The resolution’s backing by hardly a third of UNESCO’s executive board – opposite the 22 ayes, there were 10 nays, 23 abstention­s and three absentees – is part of something larger than impatience with Arab diplomacy’s habitual hijacking of internatio­nal forums.

Arab diplomacy is staffed by the very elites whose leadership the Arab masses have this decade confronted.

This elite’s loss of political legitimacy, animated by public self-immolation­s in Arab cities by desperate citizens like Tunisian grocer Mohamed Bouazizi, sparked the multiple civil wars which in turn uncorked the migration crisis that is pressuring Europe’s borders, cohesion, stability and security.

In other words, the Arab elites’ management of the Arab states’ domestic affairs has become a major problem for Europe, much the way Islamist terrorism, which is also fed by what is happening within Arab societies, is now a global scourge.

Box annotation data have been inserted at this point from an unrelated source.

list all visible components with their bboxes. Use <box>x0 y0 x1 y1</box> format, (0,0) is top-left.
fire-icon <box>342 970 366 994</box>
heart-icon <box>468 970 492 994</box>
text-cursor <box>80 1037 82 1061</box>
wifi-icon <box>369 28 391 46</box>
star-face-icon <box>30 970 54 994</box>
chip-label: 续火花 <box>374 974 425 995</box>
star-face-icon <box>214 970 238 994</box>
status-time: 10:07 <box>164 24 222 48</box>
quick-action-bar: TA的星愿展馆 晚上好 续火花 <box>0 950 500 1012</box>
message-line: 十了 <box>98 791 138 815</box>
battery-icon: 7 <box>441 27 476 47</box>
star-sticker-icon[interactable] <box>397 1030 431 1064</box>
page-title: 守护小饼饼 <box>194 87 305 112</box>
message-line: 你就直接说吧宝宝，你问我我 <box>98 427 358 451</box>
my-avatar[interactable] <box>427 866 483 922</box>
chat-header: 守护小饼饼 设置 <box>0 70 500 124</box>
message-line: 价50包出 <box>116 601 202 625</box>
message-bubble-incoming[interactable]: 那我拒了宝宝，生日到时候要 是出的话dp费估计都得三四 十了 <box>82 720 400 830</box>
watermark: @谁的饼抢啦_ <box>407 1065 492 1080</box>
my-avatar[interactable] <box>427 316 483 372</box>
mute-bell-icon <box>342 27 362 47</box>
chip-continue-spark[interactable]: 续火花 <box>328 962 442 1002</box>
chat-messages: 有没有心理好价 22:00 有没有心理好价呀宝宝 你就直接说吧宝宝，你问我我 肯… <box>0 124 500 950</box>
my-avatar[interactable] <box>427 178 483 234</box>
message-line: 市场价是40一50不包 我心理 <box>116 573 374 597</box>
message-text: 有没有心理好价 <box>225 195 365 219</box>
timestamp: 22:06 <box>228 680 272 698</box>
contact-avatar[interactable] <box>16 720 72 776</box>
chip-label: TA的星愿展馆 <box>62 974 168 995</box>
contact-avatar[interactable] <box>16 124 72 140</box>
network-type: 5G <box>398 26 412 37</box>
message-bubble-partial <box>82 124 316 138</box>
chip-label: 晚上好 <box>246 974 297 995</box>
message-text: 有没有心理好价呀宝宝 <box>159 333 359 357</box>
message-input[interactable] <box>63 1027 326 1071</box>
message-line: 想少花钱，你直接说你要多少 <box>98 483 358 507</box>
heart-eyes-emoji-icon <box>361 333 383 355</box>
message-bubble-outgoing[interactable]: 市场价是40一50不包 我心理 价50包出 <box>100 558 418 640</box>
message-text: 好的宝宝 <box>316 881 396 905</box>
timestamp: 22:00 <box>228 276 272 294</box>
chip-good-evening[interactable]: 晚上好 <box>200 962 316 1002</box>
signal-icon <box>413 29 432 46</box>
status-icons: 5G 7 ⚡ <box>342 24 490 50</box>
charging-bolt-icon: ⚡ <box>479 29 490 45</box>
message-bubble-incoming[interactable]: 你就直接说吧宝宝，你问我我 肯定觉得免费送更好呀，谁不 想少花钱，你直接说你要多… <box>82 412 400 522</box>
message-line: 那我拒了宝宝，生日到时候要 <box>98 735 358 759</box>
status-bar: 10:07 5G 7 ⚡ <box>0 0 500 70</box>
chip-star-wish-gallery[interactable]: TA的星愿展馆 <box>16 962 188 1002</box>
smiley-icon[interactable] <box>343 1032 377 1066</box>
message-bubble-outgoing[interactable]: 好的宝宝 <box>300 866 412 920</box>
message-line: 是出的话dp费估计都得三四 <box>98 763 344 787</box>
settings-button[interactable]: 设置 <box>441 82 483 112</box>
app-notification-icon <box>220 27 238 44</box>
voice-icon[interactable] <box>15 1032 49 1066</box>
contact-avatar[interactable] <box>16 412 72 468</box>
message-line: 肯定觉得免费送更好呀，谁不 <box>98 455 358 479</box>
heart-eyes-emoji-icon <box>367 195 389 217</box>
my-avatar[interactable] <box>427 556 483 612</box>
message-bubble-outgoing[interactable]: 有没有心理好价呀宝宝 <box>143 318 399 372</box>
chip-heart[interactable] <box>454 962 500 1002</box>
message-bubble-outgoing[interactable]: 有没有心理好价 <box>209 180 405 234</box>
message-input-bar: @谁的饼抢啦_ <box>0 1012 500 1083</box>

Ironically, the Arab world’s domestic mismanagem­ent is precisely about what UNESCO was meant to treat.

The state of science, education and cultural tolerance throughout the Arab world is abysmal, underscore­d by some of the world’s highest rates of illiteracy and lowest rates of scientific fertility, economic productivi­ty and industrial inventions, as cited and decried by the United Nations’ Arab Human Developmen­t Reports, which are written by Arab experts.

Arab fear of archeologi­cal digs in Jerusalem is therefore a case in point, as it represents a broader fear of the truth that science reveals, and the power it helps transfer from aristocrac­y to meritocrac­y. THE ARAB ELITES are of course diverse, and many among them would like to see an enlightenm­ent revolution of the sort that led Europe from the Middle Ages to modernity. Yet they are overpowere­d.

For now, Arab government­s are at best indifferen­t, at worst hostile, to academic freedom and to accessible quality education. Such populariza­tion of knowledge would spawn the kind of social mobility that has empowered the masses not only in Europe but also in Turkey, China and Japan, and empowered masses will threaten the elites’ inherited grip on power.

It follows that UNESCO’s original raison d’être threatens many, perhaps most, in government­s across the Arab world, whose fear of the Arab masses as potential rebels is the same as Europe’s fear of the same Arab masses as potential migrants.

This is not to say that the Arab attack on UNESCO is a conscious plot to steer it away from its destinatio­ns; the ploy is more likely subconscio­us. Even so, the attack indeed deforms UNESCO’s agenda and also saps its resources.

It follows that if UNESCO is to restore its control of its agenda, it will have to confront its hijackers.

Judging by the European conduct in the face of UNESCO’s reinventio­n as an anti-Israeli weapon, there is reason to believe that the Palestinia­n-led effort in this arena has backfired. Votes like last Tuesday’s fail to change what they are out to affect, but they do intensify hostility to the UN and to the Arab diplomacy that undermines it.

The budding European resistance of the Arab conduct at the UN pales compared with the new American leadership’s attitude.

A letter sent last week to Secretary-General António Guterres by all 100 US senators called “unacceptab­le” the UN’s “continued targeting of Israel” and demanded that the Jewish state be “treated neither better nor worse than any other UN member.”

A former prime minister of Portugal, Guterres arrived at his job from under the clouds that the Arab world’s political management has gathered above Europe’s skies.

Deeply aware that the Arab crisis inspired Britain’s departure from the European Union last year, and France’s vote of no confidence in its entire political establishm­ent last month, Guterres is part of the European political elite that, like the Arab political elites, is now fighting for its life.

What happened at UNESCO was therefore less about Israel and the world, and more about a clash between the Arab elites that created the Middle East’s social powder keg and the European elites that would not confront them, if not in the name of justice then at least in the name of self-interest.

And as history’s ironies go, neither the Arab nor the European political elites are like to survive the march of the forces that they have jointly unleashed.